Bizarre Behaviour / Some people with schizophrenia behave in strange ways or transgress social mores (e.g., undressing in public). They may make odd gestures or incongruous facial expressions and grimaces or assume strange postures for no apparent purpose.
    Positive symptoms are relatively easy to recognise because they are so obviously different from normal. However, the presence of positive symptoms such as hallucinations and delusions does not necessarily mean that the person has schizophrenia. These same symptoms may also occur in people who abuse alcohol or drugs or who have severe depression, mania, brain injury, or certain medical illnesses.
     Because prominent positive symptoms make it very difficult for the person to function socially, they often result in admission to a psychiatric hospital.

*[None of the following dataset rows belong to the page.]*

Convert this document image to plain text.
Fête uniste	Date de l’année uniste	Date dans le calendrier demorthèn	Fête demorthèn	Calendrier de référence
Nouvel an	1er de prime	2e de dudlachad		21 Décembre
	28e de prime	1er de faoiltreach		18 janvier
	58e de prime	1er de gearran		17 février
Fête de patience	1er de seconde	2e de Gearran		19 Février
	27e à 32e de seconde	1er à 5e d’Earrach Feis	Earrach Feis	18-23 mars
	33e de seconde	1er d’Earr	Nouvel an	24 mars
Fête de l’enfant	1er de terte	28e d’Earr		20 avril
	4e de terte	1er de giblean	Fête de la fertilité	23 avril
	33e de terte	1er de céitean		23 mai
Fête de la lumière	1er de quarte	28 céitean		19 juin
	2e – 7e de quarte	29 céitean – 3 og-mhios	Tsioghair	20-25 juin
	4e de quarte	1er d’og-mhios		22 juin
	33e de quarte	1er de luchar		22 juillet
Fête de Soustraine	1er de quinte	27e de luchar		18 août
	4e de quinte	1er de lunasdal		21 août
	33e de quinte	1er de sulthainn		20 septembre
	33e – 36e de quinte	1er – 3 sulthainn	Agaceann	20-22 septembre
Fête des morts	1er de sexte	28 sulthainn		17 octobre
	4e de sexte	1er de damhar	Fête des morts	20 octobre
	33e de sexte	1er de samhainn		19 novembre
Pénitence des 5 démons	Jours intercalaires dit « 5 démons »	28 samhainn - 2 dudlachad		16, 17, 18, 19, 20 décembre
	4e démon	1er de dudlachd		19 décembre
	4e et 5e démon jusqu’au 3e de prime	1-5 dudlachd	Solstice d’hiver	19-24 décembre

Fortunately, antipsychotic medication can eliminate or reduce the intensity of positive symptoms and lessen the chance that they will recur, although the person may still be affected by negative symptoms. A relapse can occur if the person experiences a stressful life event, long-term stressful relationship, or if medications are stopped or the dosage reduced. Relapses can also occur without any apparent trigger even when the person has continued to take a dosage of medication that was previously adequate.
     People with schizophrenia may speak and behave in odd or bizarre ways that cause others to fear and avoid them, thus perpetuating the stigma associated with the disorder.
     The difficulty that individuals with schizophrenia have in communicating verbally may contribute to the stigma associated with the disorder.
     Positive symptoms are associated with the kind of stigma attached to madness. Delusions, hallucinations, disturbed behaviour, and an altered perception of reality are characteristic of those who are considered "crazy" by lay persons. The strange behaviour of those with schizophrenia raises the fear among others that they may lose control of their own behaviour.